The favourable coverage was pegged on the impending autumn relaunch of Starmer’s leadership, due to be rolled out at conference in September.
This, on some counts, will mark the third leadership relaunch in fewer than 18 months, a frequency that makes the space shuttle look positively under-utilised.
But the big message – spelled out in symbolism that flatly contradicts the ‘electable Corbyn’ campaign pitch of 2020 – is unmistakable.
Where last year we were reassured it would be wrong to oversteer away from radicalism, Labour is now going to be turned not only inside out, but sharply to the right.
Many of the chosen soundbites have been heard before. Starmer must have uttered the words “We have a mountain to climb” more often than Chris Bonnington instructing his sherpas prior to ascending a particularly deadly peak in the Himalayas.
Labour, he insisted, is “not a party of protest”, resorting to a regular Labour right jibe at what Blairites deride as the supposed student gesture politics of the Corbyn era.
Aren’t we? The ‘party of protest/party of power’ binary is a false dichotomy: effective parties of the left must be both, channelling anger into a parliamentary majority for change.
“I’m acutely aware that among my first tasks is rebuilding the relationship between the Labour party and business,” Starmer went on.
‘Labour’s relationship with business’ under Blair was Labour’s relationship with Rupert Murdoch, Silvio Berlusconi, Bernie Ecclestone, the Hinduja brothers and Lakshmi Mittal.
That is not a relationship many voters would want to see return, especially if what is really being said is ‘Labour must rebuild its relationship with business donations’, to compensate for the financial problems caused by the departure of 120,000 members.
If nothing else, getting out the begging bowl and asking billionaires for spare change will blunt the force of Rayner and Dodds’ attacks on Tory fundraising tactics, and constrain policy initiatives lest they offend the grasping imperatives of the super-rich.
Starmer culminated in the insistence that he has one strategic vision: “To win the next election.” And that was perhaps the most unsatisfactory answer of all.
Winning the next election is a strategic goal; a strategic vision is the blueprint for how to get there. And here we remain bereft of elucidation.
I’m not sure he knows the answer himself. A measure of this is the Times report that Starmer has had to undergo a crash course in basic economics, courtesy of Charlie Falconer and Ed Miliband.
I’m all for lifelong learning. But the idea that Labour is led by a man without the first idea of how capitalism works and how Labour governments have attempted to palliate it does little to inspire confidence.

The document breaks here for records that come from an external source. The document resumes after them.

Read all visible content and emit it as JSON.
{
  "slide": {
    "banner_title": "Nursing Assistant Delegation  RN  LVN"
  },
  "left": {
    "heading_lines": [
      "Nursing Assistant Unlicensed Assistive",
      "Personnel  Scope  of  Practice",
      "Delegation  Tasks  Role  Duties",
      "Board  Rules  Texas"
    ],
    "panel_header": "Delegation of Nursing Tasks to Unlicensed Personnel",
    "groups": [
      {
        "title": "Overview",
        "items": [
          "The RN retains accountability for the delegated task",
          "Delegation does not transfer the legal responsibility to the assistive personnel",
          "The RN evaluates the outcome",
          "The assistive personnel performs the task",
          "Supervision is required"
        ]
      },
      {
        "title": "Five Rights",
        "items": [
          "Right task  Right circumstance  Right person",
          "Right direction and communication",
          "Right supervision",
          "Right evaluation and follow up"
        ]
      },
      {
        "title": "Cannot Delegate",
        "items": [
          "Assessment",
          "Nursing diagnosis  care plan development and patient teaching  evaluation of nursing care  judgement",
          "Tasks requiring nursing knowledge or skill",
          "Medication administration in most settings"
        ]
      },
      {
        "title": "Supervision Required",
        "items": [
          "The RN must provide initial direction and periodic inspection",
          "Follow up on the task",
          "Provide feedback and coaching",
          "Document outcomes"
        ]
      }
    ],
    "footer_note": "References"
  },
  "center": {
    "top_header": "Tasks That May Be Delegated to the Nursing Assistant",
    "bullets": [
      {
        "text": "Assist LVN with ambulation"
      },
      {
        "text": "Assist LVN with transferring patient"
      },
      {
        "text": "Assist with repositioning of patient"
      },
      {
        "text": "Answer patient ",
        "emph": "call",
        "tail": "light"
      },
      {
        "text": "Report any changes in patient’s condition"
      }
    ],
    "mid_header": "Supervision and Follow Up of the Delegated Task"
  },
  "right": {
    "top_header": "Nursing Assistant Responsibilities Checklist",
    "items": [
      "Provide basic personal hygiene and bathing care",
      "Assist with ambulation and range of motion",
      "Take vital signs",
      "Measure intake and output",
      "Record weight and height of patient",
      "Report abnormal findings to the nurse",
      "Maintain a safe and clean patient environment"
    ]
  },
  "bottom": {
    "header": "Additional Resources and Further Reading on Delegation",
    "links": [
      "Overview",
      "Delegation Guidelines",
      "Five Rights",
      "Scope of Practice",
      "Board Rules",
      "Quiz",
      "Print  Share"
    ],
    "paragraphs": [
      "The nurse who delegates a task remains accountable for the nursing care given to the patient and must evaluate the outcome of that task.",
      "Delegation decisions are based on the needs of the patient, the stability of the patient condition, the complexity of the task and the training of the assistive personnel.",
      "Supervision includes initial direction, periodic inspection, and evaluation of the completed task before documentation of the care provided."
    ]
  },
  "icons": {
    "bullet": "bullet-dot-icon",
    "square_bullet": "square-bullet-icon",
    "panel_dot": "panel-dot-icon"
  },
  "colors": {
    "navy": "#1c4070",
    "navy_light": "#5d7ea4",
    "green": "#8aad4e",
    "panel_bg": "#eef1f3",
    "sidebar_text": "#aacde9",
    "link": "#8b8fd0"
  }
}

Hopefully Sir Keir has John McDonnell’s phone number. If not, I have a number of first year undergraduate texts on Keynesianism still sitting on my shelves, and I’d happily lend them to him.
Only the geeks among us would have expected a reply in the form of a learned disquisition on Bernstein, Crosland or Rawls.

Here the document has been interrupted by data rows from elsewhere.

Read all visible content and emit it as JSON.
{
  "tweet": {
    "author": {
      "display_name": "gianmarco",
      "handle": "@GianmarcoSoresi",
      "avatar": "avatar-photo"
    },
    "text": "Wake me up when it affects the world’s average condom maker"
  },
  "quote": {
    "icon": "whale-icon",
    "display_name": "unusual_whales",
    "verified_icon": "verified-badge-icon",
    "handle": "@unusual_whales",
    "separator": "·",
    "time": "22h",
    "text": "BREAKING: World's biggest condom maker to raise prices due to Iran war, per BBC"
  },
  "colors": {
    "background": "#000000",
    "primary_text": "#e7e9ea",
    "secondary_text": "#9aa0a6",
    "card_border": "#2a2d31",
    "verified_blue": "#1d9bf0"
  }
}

But if Starmer had simply said, “I’m a social democrat, here is what I mean by that designation, here’s a set of joined-up policies I’d like to implement”, at least we’d have some idea of where he wants us to go.
Instead we are subjected to inane tautology. For a leader who is obviously struggling to connect, we need much, much more.
The counter argument is that the electorate doesn’t care about vision. Maybe that’s even what focus groups say if asked. But in a deeper sense, they surely do.
I don’t care about the underlying theory of kitchen design. But I certainly wanted the firm I paid to install a kitchen earlier this year to care, and I gave the job to one I was convinced did.
Constructing a new Britain is a vastly bigger job than constructing a new kitchen in a small flat in Hackney.
The next general election may now be less than two years away. Labour is in obvious disarray, perhaps on the cusp of bankruptcy.
Meanwhile, the Tories are filling their boots and governing by lies, open graft, the erosion of civil liberties, immunities for the armed forces and the secret state, voter suppression and limitations on judicial review.
The next war is going to be different. Instead of harking back to 1990s Cool Britannia and the permanent 20 point poll lead Blair was gifted by Black Wednesday, Starmer needs to stop evading the fundamental question of what Labour stands for in the 2020s.
If he fails to do so – and do so soon – the battle is already lost.